Substitute $0\text{m}/\text{s}$ for $v_f$, $19.6\text{m}/\text{s}$ for $v_i$, $9.8\text{m}/{\text{s}}^{\text{2}}$ for $g$, and $1.50\text{m}$ for $y_i$ in the above equation to find $y_f$.

$\begin{array}{c}{\left(0\text{m}/\text{s}\right)}^2-{\left(19.6\text{m}/\text{s}\right)}^2=-2\left(9.8\text{m}/{\text{s}}^{\text{2}}\right)\left(y_f-1.50\text{m}\right)\\ 384{\text{m}}^{\text{2}}/{\text{s}}^{\text{2}}=19.6\text{m}/{\text{s}}^{\text{2}}\left(y_f-1.50\text{m}\right)\end{array}$

Rewrite the above relation in terms of $y_f$.

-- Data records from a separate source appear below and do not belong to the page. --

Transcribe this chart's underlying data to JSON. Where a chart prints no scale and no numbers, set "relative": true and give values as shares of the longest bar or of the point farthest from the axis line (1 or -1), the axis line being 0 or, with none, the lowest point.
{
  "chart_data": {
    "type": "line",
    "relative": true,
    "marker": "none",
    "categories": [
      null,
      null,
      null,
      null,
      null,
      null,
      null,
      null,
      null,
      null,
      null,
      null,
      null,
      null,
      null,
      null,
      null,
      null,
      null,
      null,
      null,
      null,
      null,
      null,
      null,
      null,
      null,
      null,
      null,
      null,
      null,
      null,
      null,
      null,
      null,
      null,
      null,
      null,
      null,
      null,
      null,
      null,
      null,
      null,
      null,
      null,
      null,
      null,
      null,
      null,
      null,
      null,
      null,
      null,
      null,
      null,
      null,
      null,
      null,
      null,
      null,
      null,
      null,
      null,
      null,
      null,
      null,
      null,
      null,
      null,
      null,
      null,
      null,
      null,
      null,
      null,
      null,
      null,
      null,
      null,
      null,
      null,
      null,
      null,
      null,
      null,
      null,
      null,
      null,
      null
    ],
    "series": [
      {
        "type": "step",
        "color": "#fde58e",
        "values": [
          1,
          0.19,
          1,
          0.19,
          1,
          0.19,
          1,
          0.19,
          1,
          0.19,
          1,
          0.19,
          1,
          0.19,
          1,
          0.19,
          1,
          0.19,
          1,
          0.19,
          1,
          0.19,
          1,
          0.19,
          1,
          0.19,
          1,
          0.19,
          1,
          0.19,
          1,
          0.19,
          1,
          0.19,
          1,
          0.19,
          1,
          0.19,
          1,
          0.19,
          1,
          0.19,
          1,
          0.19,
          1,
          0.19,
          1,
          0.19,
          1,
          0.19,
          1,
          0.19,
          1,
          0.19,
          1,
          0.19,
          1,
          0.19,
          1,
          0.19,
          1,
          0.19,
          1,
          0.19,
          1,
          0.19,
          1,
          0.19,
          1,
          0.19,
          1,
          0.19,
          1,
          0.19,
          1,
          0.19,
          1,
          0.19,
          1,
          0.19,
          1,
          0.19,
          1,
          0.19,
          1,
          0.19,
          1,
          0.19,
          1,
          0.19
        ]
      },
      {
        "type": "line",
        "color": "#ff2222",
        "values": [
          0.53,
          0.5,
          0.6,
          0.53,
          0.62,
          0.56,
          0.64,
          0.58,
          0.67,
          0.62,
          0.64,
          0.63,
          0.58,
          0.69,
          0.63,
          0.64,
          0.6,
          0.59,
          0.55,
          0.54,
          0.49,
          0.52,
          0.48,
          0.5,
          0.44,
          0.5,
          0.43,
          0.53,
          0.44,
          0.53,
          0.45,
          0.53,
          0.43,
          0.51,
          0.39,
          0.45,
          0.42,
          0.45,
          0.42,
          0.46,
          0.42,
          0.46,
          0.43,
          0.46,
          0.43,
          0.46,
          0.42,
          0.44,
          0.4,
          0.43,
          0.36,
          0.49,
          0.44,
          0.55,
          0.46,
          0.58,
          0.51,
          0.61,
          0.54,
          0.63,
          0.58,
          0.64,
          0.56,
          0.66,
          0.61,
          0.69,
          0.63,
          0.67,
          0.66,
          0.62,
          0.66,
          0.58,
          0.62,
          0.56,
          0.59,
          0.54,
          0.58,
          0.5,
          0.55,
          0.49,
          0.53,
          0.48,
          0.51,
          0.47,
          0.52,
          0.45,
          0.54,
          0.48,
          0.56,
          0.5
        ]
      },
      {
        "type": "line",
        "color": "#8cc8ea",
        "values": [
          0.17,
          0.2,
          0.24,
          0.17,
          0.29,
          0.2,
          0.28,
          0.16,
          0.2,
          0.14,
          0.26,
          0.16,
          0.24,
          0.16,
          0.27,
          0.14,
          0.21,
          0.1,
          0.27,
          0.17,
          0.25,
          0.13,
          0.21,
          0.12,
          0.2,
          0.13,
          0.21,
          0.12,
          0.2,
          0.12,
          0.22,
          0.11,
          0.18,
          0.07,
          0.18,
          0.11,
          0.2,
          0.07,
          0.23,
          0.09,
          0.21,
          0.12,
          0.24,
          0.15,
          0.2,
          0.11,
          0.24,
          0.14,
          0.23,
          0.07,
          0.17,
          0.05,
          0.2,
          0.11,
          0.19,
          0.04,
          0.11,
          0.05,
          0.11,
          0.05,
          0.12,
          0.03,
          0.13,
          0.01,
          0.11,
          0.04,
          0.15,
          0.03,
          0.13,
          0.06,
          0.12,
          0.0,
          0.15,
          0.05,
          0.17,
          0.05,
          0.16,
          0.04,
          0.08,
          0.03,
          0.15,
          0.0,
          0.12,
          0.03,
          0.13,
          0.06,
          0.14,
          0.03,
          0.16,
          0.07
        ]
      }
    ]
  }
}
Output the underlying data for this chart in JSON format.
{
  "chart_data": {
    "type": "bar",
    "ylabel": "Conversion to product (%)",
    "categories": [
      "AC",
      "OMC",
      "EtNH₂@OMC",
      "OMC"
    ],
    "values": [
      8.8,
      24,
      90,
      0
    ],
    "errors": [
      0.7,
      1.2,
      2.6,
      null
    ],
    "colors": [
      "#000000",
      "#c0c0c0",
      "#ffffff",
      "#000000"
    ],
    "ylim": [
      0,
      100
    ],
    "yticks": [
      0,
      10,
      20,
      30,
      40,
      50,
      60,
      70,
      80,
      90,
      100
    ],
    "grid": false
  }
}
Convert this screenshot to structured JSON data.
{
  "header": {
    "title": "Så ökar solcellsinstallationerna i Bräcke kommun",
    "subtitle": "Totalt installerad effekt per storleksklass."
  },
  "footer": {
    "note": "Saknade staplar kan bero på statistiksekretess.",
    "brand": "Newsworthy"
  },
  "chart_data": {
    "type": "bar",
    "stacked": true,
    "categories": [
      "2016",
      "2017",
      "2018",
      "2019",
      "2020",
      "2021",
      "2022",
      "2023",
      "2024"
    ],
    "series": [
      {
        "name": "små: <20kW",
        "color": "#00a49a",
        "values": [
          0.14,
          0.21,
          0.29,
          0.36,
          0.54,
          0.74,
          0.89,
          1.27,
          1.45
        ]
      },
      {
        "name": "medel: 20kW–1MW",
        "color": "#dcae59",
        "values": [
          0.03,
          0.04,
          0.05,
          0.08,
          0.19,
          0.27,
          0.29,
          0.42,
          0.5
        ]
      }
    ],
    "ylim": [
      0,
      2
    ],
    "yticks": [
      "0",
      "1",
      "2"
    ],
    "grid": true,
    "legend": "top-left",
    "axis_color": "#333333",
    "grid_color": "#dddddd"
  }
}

$\begin{array}{c}{y}_f=\frac{384{\text{m}}^{\text{2}}/{\text{s}}^{\text{2}}}{19.6\text{m}/{\text{s}}^{\text{2}}}+1.50\text{m}\\ =21.1\text{m}\end{array}$

(b)

To determine

Total time taken by the stone for its whole journey before reaching the ground.

Answer to Problem 62P

Time taken is $4.08\text{s}$.

Explanation of Solution

Initial speed is $19.6\text{m}/\text{s}$ and the initial height of stone from the ground is $1.50\text{m}$.

Write the equation for time taken by the stone to reach the maximum height.

$t_{up}=\sqrt{\frac{2\left(y_f-y_i\right)}{g}}$ (I)

Here, the time taken by stone for its upward motion is $t_{up}$.

Write the equation for time taken by the stone for its downward motion.

$t_{down}=\sqrt{\frac{2y_f}{g}}$ (II)

Here, the time taken by stone for its downward motion is $t_{down}$.

Write the equation for total time taken by stone for its whole travelling before reaching he ground.

$t=t_{up}+t_{down}$ (III)

Here, the total time taken is $t$.

Conclusion:

Substitute $9.8\text{m}/{\text{s}}^{\text{2}}$ for $g$, $21.1\text{m}$ for $y_f$ and $1.50\text{m}$ for $y_i$ in equation (I) to find $t_{up}$.

$\begin{array}{c}{t}_{up}=\sqrt{\frac{2\left(21.1\text{m}-1.50\text{m}\right)}{\left(9.8\text{m}/{\text{s}}^{\text{2}}\right)}}\\ =2.0\text{s}\end{array}$

Substitute $9.8\text{m}/{\text{s}}^{\text{2}}$ for $g$ and $21.1\text{m}$ for $y_f$ a in equation (II) to find $t_{down}$.

$\begin{array}{c}{t}_{down}=\sqrt{\frac{2\left(21.1\text{m}\right)}{9.8\text{m}/{\text{s}}^{\text{2}}}}\\ =2.08\text{s}\end{array}$

Substitute $2.0\text{s}$ for $t_{up}$ and $2.08\text{s}$ for $t_{down}$ in equation (III) to find $t$.

$\begin{array}{c}t=2.0\text{s}+2.08\text{s}\\ =\text{4}\text{.08}\text{s}\end{array}$

Therefore, the time taken is $4.08\text{s}$.